Francuski minister spraw wewnętrznych ostrzegł swoich rodaków, aby przygotowali się na "trudne decyzje". W obliczu rosnącej liczby przypadków rośnie liczba wezwań do zaostrzenia restrykcji mających spowolnić transmisję wirusa.
Wśród rozważanych środków jest przedłużenie obowiązującej godziny policyjnej. Warto zauważyć, że w dużych miastach obowiązuje już godzina policyjna od 21:00 do 6 rano.
Teraz władze zastanawiają się, czy nie zakazać obywatelom wychodzenia z domów w weekendy i nie zamknąć mniej istotnych dla gospodarki firm.
Pomimo najostrzejszych ograniczeń w Europie, Francja walczy o powstrzymanie wzrostu liczby zakażeń COVID-19. W kraju odnotowano ponad 26 000 przypadków w ciągu ostatnich 24 godzin i 257 zgonów. Liczba pacjentów na oddziałach intensywnej terapii wzrosła o 186 do 2770. Pacjenci z COVID-19 zajmują obecnie 54 proc. łóżek intensywnej terapii w całym kraju.
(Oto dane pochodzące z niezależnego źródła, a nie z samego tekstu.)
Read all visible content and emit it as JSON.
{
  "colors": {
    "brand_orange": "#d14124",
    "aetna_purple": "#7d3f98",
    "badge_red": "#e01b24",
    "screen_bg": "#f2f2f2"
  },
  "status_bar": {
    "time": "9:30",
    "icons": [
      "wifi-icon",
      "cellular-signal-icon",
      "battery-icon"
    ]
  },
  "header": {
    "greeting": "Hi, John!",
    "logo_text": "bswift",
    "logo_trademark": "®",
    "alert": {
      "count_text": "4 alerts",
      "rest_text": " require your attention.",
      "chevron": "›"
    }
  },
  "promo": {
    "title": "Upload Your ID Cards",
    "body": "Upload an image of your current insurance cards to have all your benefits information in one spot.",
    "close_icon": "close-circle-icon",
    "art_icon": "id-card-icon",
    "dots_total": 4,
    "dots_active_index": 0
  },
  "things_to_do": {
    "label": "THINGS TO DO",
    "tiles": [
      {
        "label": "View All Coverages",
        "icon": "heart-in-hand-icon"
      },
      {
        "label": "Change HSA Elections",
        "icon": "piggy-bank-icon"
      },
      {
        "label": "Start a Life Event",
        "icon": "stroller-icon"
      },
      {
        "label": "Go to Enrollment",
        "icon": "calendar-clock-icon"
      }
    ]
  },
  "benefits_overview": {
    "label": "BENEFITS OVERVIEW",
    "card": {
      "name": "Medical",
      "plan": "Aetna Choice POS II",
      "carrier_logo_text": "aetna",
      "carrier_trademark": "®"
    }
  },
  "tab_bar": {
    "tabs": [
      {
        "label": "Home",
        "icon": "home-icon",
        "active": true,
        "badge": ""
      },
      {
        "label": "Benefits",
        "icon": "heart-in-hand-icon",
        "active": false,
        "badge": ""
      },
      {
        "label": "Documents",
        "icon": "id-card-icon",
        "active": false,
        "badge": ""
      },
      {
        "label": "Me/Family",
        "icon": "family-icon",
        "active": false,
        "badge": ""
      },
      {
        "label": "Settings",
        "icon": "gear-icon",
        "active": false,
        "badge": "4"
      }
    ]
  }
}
"Straciliśmy kontrolę nad epidemią, ale to nie stało się to wczoraj. Straciliśmy kontrolę nad epidemią już kilka tygodni temu” – powiedział stacji Franceinfo dr Eric Caumes, szef oddziału zakażeń i chorób tropikalnych w szpitalu Pitie-Salpetriere w Paryżu.
We Francji odnotowano ponad 35 000 zgonów, co stanowi trzecią najwyższą liczbę w Europie, i co tydzień odnotowuje ponad 350 przypadków na 100 000 osób.